Gözaltı Sorgularında “Aklı Zorlayan” Sorular
Dilekçede dikkat çeken bir diğer bölüm ise, soruşturma sürecinde yöneltilen soruların niteliğine ilişkin eleştiriler oldu. Belediye Başkanı'nın özel kalem müdürüne "Başkan'la niye konuştun?" ya da makam aracı şoförüne "Neden başkanın yanındaydın?" gibi sorular yöneltilmesini “akıl dışı” olarak niteleyen Çakmak, bu tutumun “adalet mekanizmasının ciddiyetini zedelediğini” vurguladı.
“Bu tür sorgular, hem hukukun hem de adli makamların itibarını zedeler. Soruşturmanın ciddiyeti yerle bir edilmiştir. Gürlek, verdiği emirlerle sadece hukuk dışı uygulamalara imza atmakla kalmamış, aynı zamanda kolluk kuvvetlerine de hukuka aykırı davranma talimatı vererek onları da suça ortak etmiştir.”
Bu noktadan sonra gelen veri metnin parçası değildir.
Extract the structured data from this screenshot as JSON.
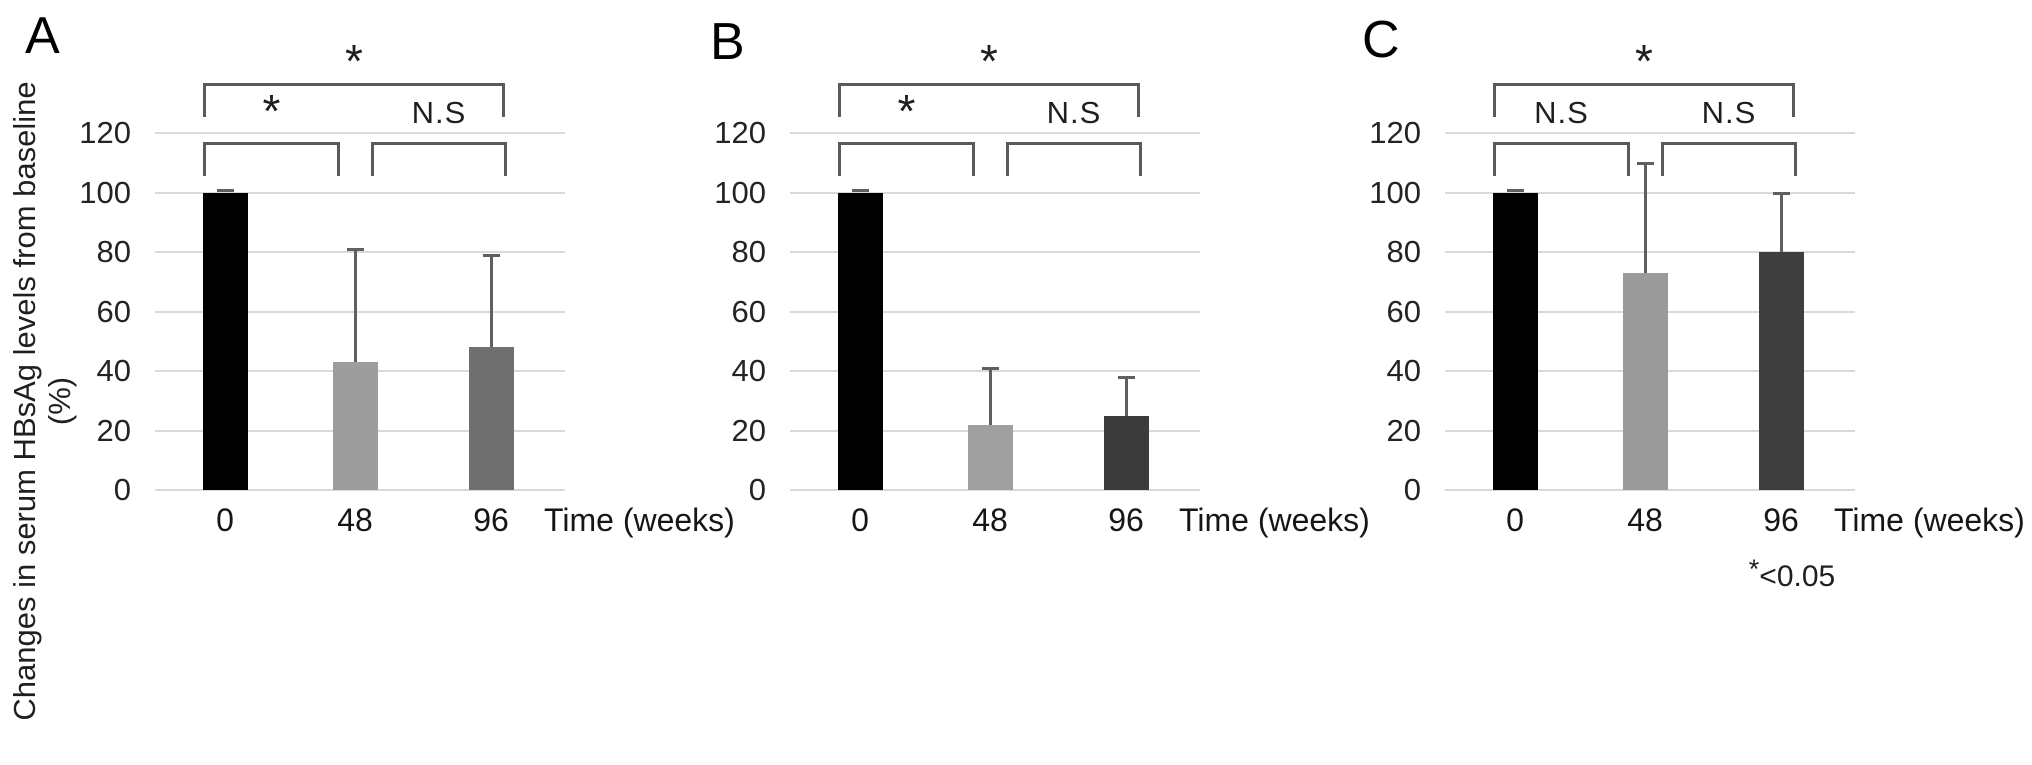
{
  "figure": {
    "y_axis_title_line1": "Changes in serum HBsAg levels from baseline",
    "y_axis_title_line2": "(%)",
    "x_axis_title": "Time (weeks)",
    "significance_note": {
      "symbol": "*",
      "text": "<0.05"
    }
  },
  "colors": {
    "background": "#ffffff",
    "gridline": "#d9d9d9",
    "error_bar": "#5f5f5f",
    "bracket": "#5a5a5a",
    "text": "#1a1a1a"
  },
  "chart_data": [
    {
      "type": "bar",
      "panel_label": "A",
      "categories": [
        "0",
        "48",
        "96"
      ],
      "values": [
        100,
        43,
        48
      ],
      "error_bar_top": [
        101,
        81,
        79
      ],
      "bar_colors": [
        "#000000",
        "#9d9d9d",
        "#6f6f6f"
      ],
      "title": "",
      "xlabel": "Time (weeks)",
      "ylabel": "Changes in serum HBsAg levels from baseline (%)",
      "ylim": [
        0,
        120
      ],
      "yticks": [
        0,
        20,
        40,
        60,
        80,
        100,
        120
      ],
      "grid": true,
      "comparisons": [
        {
          "between": [
            "0",
            "96"
          ],
          "label": "*",
          "level": "outer"
        },
        {
          "between": [
            "0",
            "48"
          ],
          "label": "*",
          "level": "inner"
        },
        {
          "between": [
            "48",
            "96"
          ],
          "label": "N.S",
          "level": "inner"
        }
      ]
    },
    {
      "type": "bar",
      "panel_label": "B",
      "categories": [
        "0",
        "48",
        "96"
      ],
      "values": [
        100,
        22,
        25
      ],
      "error_bar_top": [
        101,
        41,
        38
      ],
      "bar_colors": [
        "#000000",
        "#a0a0a0",
        "#3b3b3b"
      ],
      "title": "",
      "xlabel": "Time (weeks)",
      "ylabel": "Changes in serum HBsAg levels from baseline (%)",
      "ylim": [
        0,
        120
      ],
      "yticks": [
        0,
        20,
        40,
        60,
        80,
        100,
        120
      ],
      "grid": true,
      "comparisons": [
        {
          "between": [
            "0",
            "96"
          ],
          "label": "*",
          "level": "outer"
        },
        {
          "between": [
            "0",
            "48"
          ],
          "label": "*",
          "level": "inner"
        },
        {
          "between": [
            "48",
            "96"
          ],
          "label": "N.S",
          "level": "inner"
        }
      ]
    },
    {
      "type": "bar",
      "panel_label": "C",
      "categories": [
        "0",
        "48",
        "96"
      ],
      "values": [
        100,
        73,
        80
      ],
      "error_bar_top": [
        101,
        110,
        100
      ],
      "bar_colors": [
        "#000000",
        "#9a9a9a",
        "#3e3e3e"
      ],
      "title": "",
      "xlabel": "Time (weeks)",
      "ylabel": "Changes in serum HBsAg levels from baseline (%)",
      "ylim": [
        0,
        120
      ],
      "yticks": [
        0,
        20,
        40,
        60,
        80,
        100,
        120
      ],
      "grid": true,
      "comparisons": [
        {
          "between": [
            "0",
            "96"
          ],
          "label": "*",
          "level": "outer"
        },
        {
          "between": [
            "0",
            "48"
          ],
          "label": "N.S",
          "level": "inner"
        },
        {
          "between": [
            "48",
            "96"
          ],
          "label": "N.S",
          "level": "inner"
        }
      ]
    }
  ]
}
“HSK Bu Süreci Görmezden Gelemez”
HSK’ya yönelik doğrudan eleştirilerin de yer aldığı şikayet metninde, kurulun tarafsızlığını koruması ve yargının siyasi etkilerden uzak tutulması gerektiği vurgulandı. Avukat Çakmak, HSK’nın süreci görmezden gelmesinin kurumun da sorumluluk taşımasına yol açabileceğini belirtti:
“Bu tür uygulamaların arkasında durabilecek cesareti ve gücü bu kişilere kim vermektedir? Bu sorunun cevabını kamuoyu çok iyi bilmektedir. Bu güç, iktidardan alınmaktadır. Ancak bizler, HSK’nın bu duruma göz yumduğuna inanmak istemiyoruz. Yine de, ‘HSK bu gidişatı düzeltmeyi düşünüyor mu?’ sorusu bizim en doğal anayasal hakkımızdır.”